2.3.1 [...] Similarly, marketing your app in a misleading way, such as by promoting content or services that it does not actually offer (e.g. iOS-based virus and malware scanners) or promoting a false price, whether within or outside of the App Store, is grounds for removal of your app from the App Store and termination of your developer account.
Finally, Apple has updated their Developer Code of conduct, adding some important details about Developer Identity requirements and clarifying that developers who engage in actions that violate the Developer Code of Conduct will have their Apple Developer Accounts terminated, with the chance to restore access pending approval of a written letter outlining the improvements a developer intends to make.
Apple added the following four sections:
5.6 Developer Code of Conduct [...]
Your Developer Program account will be terminated if you engage in activities or actions that are not in accordance with the Developer Code of Conduct. To restore your account, you may provide a written statement detailing the improvements you plan to make. If your plan is approved by Apple and we confirm the changes have been made, your account may be restored.
5.6.2 Developer Identity
Providing verifiable information to Apple and customers is critical to customer trust.
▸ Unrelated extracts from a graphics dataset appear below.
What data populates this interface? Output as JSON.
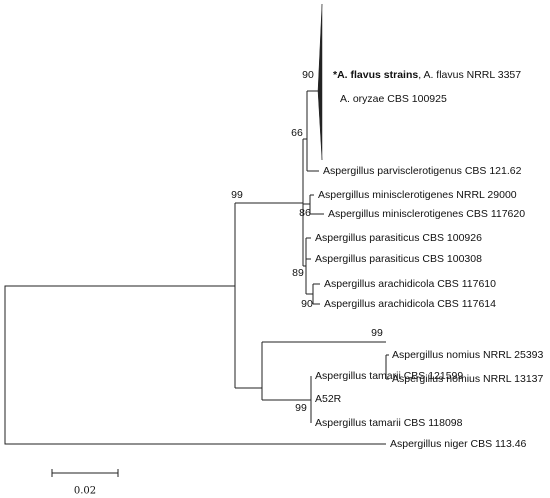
{
  "leaves": [
    {
      "label_bold": "*A. flavus strains",
      "label": ", A. flavus NRRL 3357"
    },
    {
      "label": "A. oryzae CBS 100925"
    },
    {
      "label": "Aspergillus parvisclerotigenus CBS 121.62"
    },
    {
      "label": "Aspergillus minisclerotigenes NRRL 29000"
    },
    {
      "label": "Aspergillus minisclerotigenes CBS 117620"
    },
    {
      "label": "Aspergillus parasiticus CBS 100926"
    },
    {
      "label": "Aspergillus parasiticus CBS 100308"
    },
    {
      "label": "Aspergillus arachidicola CBS 117610"
    },
    {
      "label": "Aspergillus arachidicola CBS 117614"
    },
    {
      "label": "Aspergillus nomius NRRL 25393"
    },
    {
      "label": "Aspergillus nomius NRRL 13137"
    },
    {
      "label": "Aspergillus tamarii CBS 121599"
    },
    {
      "label": "A52R"
    },
    {
      "label": "Aspergillus tamarii CBS 118098"
    },
    {
      "label": "Aspergillus niger CBS 113.46"
    }
  ],
  "bootstrap": [
    "90",
    "66",
    "99",
    "86",
    "89",
    "90",
    "99",
    "99"
  ],
  "scale_bar": {
    "label": "0.02"
  }
}
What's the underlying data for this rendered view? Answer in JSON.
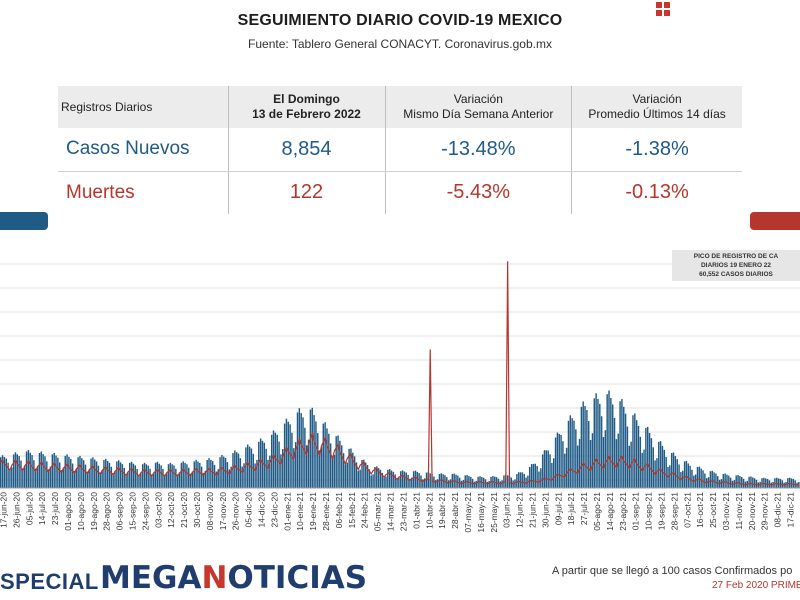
{
  "header": {
    "title": "SEGUIMIENTO DIARIO COVID-19 MEXICO",
    "source": "Fuente: Tablero General CONACYT. Coronavirus.gob.mx"
  },
  "table": {
    "col_label": "Registros Diarios",
    "col_date_line1": "El Domingo",
    "col_date_line2": "13 de Febrero 2022",
    "col_var1_line1": "Variación",
    "col_var1_line2": "Mismo Día Semana Anterior",
    "col_var2_line1": "Variación",
    "col_var2_line2": "Promedio Últimos 14 días",
    "rows": [
      {
        "label": "Casos Nuevos",
        "value": "8,854",
        "var_week": "-13.48%",
        "var_14d": "-1.38%"
      },
      {
        "label": "Muertes",
        "value": "122",
        "var_week": "-5.43%",
        "var_14d": "-0.13%"
      }
    ]
  },
  "colors": {
    "cases": "#1f5b86",
    "deaths": "#b5362c",
    "brand_dark": "#1f3d6e",
    "brand_accent": "#c8372d"
  },
  "chart_data": {
    "type": "bar",
    "series": [
      {
        "name": "Casos Nuevos",
        "type": "bar"
      },
      {
        "name": "Muertes",
        "type": "line"
      }
    ],
    "x_tick_labels": [
      "17-jun-20",
      "26-jun-20",
      "05-jul-20",
      "14-jul-20",
      "23-jul-20",
      "01-ago-20",
      "10-ago-20",
      "19-ago-20",
      "28-ago-20",
      "06-sep-20",
      "15-sep-20",
      "24-sep-20",
      "03-oct-20",
      "12-oct-20",
      "21-oct-20",
      "30-oct-20",
      "08-nov-20",
      "17-nov-20",
      "26-nov-20",
      "05-dic-20",
      "14-dic-20",
      "23-dic-20",
      "01-ene-21",
      "10-ene-21",
      "19-ene-21",
      "28-ene-21",
      "06-feb-21",
      "15-feb-21",
      "24-feb-21",
      "05-mar-21",
      "14-mar-21",
      "23-mar-21",
      "01-abr-21",
      "10-abr-21",
      "19-abr-21",
      "28-abr-21",
      "07-may-21",
      "16-may-21",
      "25-may-21",
      "03-jun-21",
      "12-jun-21",
      "21-jun-21",
      "30-jun-21",
      "09-jul-21",
      "18-jul-21",
      "27-jul-21",
      "05-ago-21",
      "14-ago-21",
      "23-ago-21",
      "01-sep-21",
      "10-sep-21",
      "19-sep-21",
      "28-sep-21",
      "07-oct-21",
      "16-oct-21",
      "25-oct-21",
      "03-nov-21",
      "11-nov-21",
      "20-nov-21",
      "29-nov-21",
      "08-dic-21",
      "17-dic-21"
    ],
    "cases_relative": [
      0.22,
      0.24,
      0.26,
      0.25,
      0.24,
      0.23,
      0.22,
      0.21,
      0.2,
      0.19,
      0.18,
      0.17,
      0.18,
      0.17,
      0.18,
      0.19,
      0.2,
      0.22,
      0.25,
      0.29,
      0.33,
      0.38,
      0.46,
      0.54,
      0.56,
      0.46,
      0.37,
      0.28,
      0.2,
      0.15,
      0.13,
      0.12,
      0.12,
      0.11,
      0.1,
      0.1,
      0.09,
      0.08,
      0.08,
      0.09,
      0.1,
      0.15,
      0.24,
      0.36,
      0.48,
      0.58,
      0.64,
      0.67,
      0.62,
      0.52,
      0.43,
      0.33,
      0.25,
      0.19,
      0.15,
      0.12,
      0.1,
      0.09,
      0.08,
      0.07,
      0.07,
      0.07
    ],
    "deaths_relative": [
      0.3,
      0.3,
      0.29,
      0.28,
      0.27,
      0.26,
      0.25,
      0.24,
      0.23,
      0.22,
      0.21,
      0.2,
      0.2,
      0.2,
      0.2,
      0.21,
      0.21,
      0.22,
      0.24,
      0.27,
      0.3,
      0.34,
      0.42,
      0.51,
      0.59,
      0.55,
      0.48,
      0.38,
      0.29,
      0.22,
      0.17,
      0.14,
      0.12,
      0.1,
      0.09,
      0.08,
      0.07,
      0.07,
      0.07,
      0.07,
      0.07,
      0.08,
      0.1,
      0.14,
      0.2,
      0.26,
      0.31,
      0.34,
      0.35,
      0.32,
      0.27,
      0.21,
      0.17,
      0.13,
      0.1,
      0.08,
      0.07,
      0.06,
      0.05,
      0.05,
      0.05,
      0.05
    ],
    "deaths_spikes": [
      {
        "x_label": "10-abr-21",
        "relative": 1.65
      },
      {
        "x_label": "03-jun-21",
        "relative": 2.7
      }
    ],
    "annotation_lines": [
      "PICO DE REGISTRO DE CA",
      "DIARIOS 19 ENERO 22",
      "60,552 CASOS DIARIOS"
    ],
    "grid": true
  },
  "footer": {
    "special": "SPECIAL",
    "brand_part1": "MEGA",
    "brand_part2": "N",
    "brand_part3": "OTICIAS",
    "note": "A partir que se llegó a 100 casos Confirmados po",
    "date": "27 Feb 2020 PRIME"
  }
}
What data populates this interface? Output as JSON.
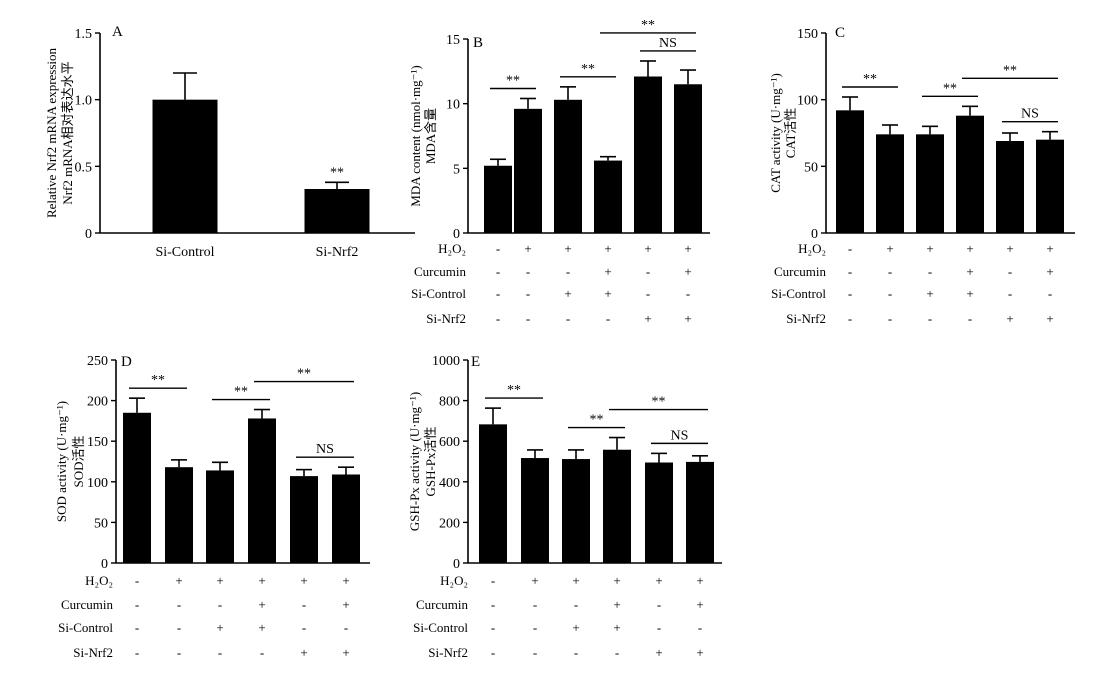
{
  "chart_data": [
    {
      "panel": "A",
      "type": "bar",
      "ylabel_cn": "Nrf2 mRNA相对表达水平",
      "ylabel_en": "Relative Nrf2 mRNA expression",
      "ylim": [
        0,
        1.5
      ],
      "yticks": [
        "0",
        "0.5",
        "1.0",
        "1.5"
      ],
      "categories": [
        "Si-Control",
        "Si-Nrf2"
      ],
      "values": [
        1.0,
        0.33
      ],
      "errors": [
        0.2,
        0.05
      ],
      "annotations": [
        {
          "text": "**",
          "bar": 1
        }
      ],
      "brackets": []
    },
    {
      "panel": "B",
      "type": "bar",
      "ylabel_cn": "MDA含量",
      "ylabel_en": "MDA content (nmol·mg⁻¹)",
      "ylim": [
        0,
        15
      ],
      "yticks": [
        "0",
        "5",
        "10",
        "15"
      ],
      "values": [
        5.2,
        9.6,
        10.3,
        5.6,
        12.1,
        11.5
      ],
      "errors": [
        0.5,
        0.8,
        1.0,
        0.3,
        1.2,
        1.1
      ],
      "brackets": [
        {
          "from": 0,
          "to": 1,
          "text": "**"
        },
        {
          "from": 2,
          "to": 3,
          "text": "**"
        },
        {
          "from": 3,
          "to": 5,
          "text": "**"
        },
        {
          "from": 4,
          "to": 5,
          "text": "NS"
        }
      ]
    },
    {
      "panel": "C",
      "type": "bar",
      "ylabel_cn": "CAT活性",
      "ylabel_en": "CAT activity (U·mg⁻¹)",
      "ylim": [
        0,
        150
      ],
      "yticks": [
        "0",
        "50",
        "100",
        "150"
      ],
      "values": [
        92,
        74,
        74,
        88,
        69,
        70
      ],
      "errors": [
        10,
        7,
        6,
        7,
        6,
        6
      ],
      "brackets": [
        {
          "from": 0,
          "to": 1,
          "text": "**"
        },
        {
          "from": 2,
          "to": 3,
          "text": "**"
        },
        {
          "from": 3,
          "to": 5,
          "text": "**"
        },
        {
          "from": 4,
          "to": 5,
          "text": "NS"
        }
      ]
    },
    {
      "panel": "D",
      "type": "bar",
      "ylabel_cn": "SOD活性",
      "ylabel_en": "SOD activity (U·mg⁻¹)",
      "ylim": [
        0,
        250
      ],
      "yticks": [
        "0",
        "50",
        "100",
        "150",
        "200",
        "250"
      ],
      "values": [
        185,
        118,
        114,
        178,
        107,
        109
      ],
      "errors": [
        18,
        9,
        10,
        11,
        8,
        9
      ],
      "brackets": [
        {
          "from": 0,
          "to": 1,
          "text": "**"
        },
        {
          "from": 2,
          "to": 3,
          "text": "**"
        },
        {
          "from": 3,
          "to": 5,
          "text": "**"
        },
        {
          "from": 4,
          "to": 5,
          "text": "NS"
        }
      ]
    },
    {
      "panel": "E",
      "type": "bar",
      "ylabel_cn": "GSH-Px活性",
      "ylabel_en": "GSH-Px activity (U·mg⁻¹)",
      "ylim": [
        0,
        1000
      ],
      "yticks": [
        "0",
        "200",
        "400",
        "600",
        "800",
        "1000"
      ],
      "values": [
        683,
        517,
        512,
        558,
        495,
        498
      ],
      "errors": [
        80,
        40,
        45,
        60,
        45,
        30
      ],
      "brackets": [
        {
          "from": 0,
          "to": 1,
          "text": "**"
        },
        {
          "from": 2,
          "to": 3,
          "text": "**"
        },
        {
          "from": 3,
          "to": 5,
          "text": "**"
        },
        {
          "from": 4,
          "to": 5,
          "text": "NS"
        }
      ]
    }
  ],
  "treatment_table": {
    "rows": [
      {
        "label": "H₂O₂",
        "signs": [
          "-",
          "+",
          "+",
          "+",
          "+",
          "+"
        ]
      },
      {
        "label": "Curcumin",
        "signs": [
          "-",
          "-",
          "-",
          "+",
          "-",
          "+"
        ]
      },
      {
        "label": "Si-Control",
        "signs": [
          "-",
          "-",
          "+",
          "+",
          "-",
          "-"
        ]
      },
      {
        "label": "Si-Nrf2",
        "signs": [
          "-",
          "-",
          "-",
          "-",
          "+",
          "+"
        ]
      }
    ]
  }
}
Your representation of yourself, your business, and your offerings on the App Store must be accurate. The information you provide must be truthful, relevant, and up-to-date so that Apple and customers understand who they are engaging with and can contact you regarding any issues.
5.6.3 Discovery Fraud
Participating in the App Store requires integrity and a commitment to building and maintaining customer trust. Manipulating any element of the App Store customer experience such as charts, search reviews, or referrals to your app erodes customer trust and is not permitted.
5.6.4 App Quality
Customers expect the highest quality from the App Store, and maintaining high quality content, services, and experiences promotes customer trust. Indications that this expectation is not being met include excessive customer reports about concerns with your app, such as negative customer reviews, and excessive refund requests. Inability to maintain high quality may be a factor in deciding whether a developer is abiding by the Developer Code of Conduct.
The aforementioned changes to the Developer Code of Conduct should provide an avenue for developers to earn the trust of users by being transparent about who they are and honest about user reception of their apps by preventing vote manipulation.
Other Notable Updates and Revisions
Additional changes include:
1.2.1: Added new guideline for creator content.
2.3.10: Simplified the rule on irrelevant information in app metadata.
4.2: Clarified that apps that do not provide adequate utility may not be accepted on the App Store.
4.3: Added drinking game apps as a saturated category.
4.7: Reformatted by adding 4.7.1 and 4.7.2 for clarity.
5.1.1(v): Apps supporting account creation must also offer account deletion.
Visit Apple’s News and Updates page to view the full list of changes here.
It is important for developers to keep all of these changes in mind when submitting new apps or updates to existing apps. Some violations now carry the risk of complete termination of Apple Developer accounts, so clear understanding of these guidelines and staying informed about changes as they happen can help developers keep their apps profitable and avoid the risk of losing their privileges. We will keep on top of evolving circumstances concerning Apple’s guidelines, and our team always incorporates practices that adhere to the policies set by both Apple and Google for their respective platforms.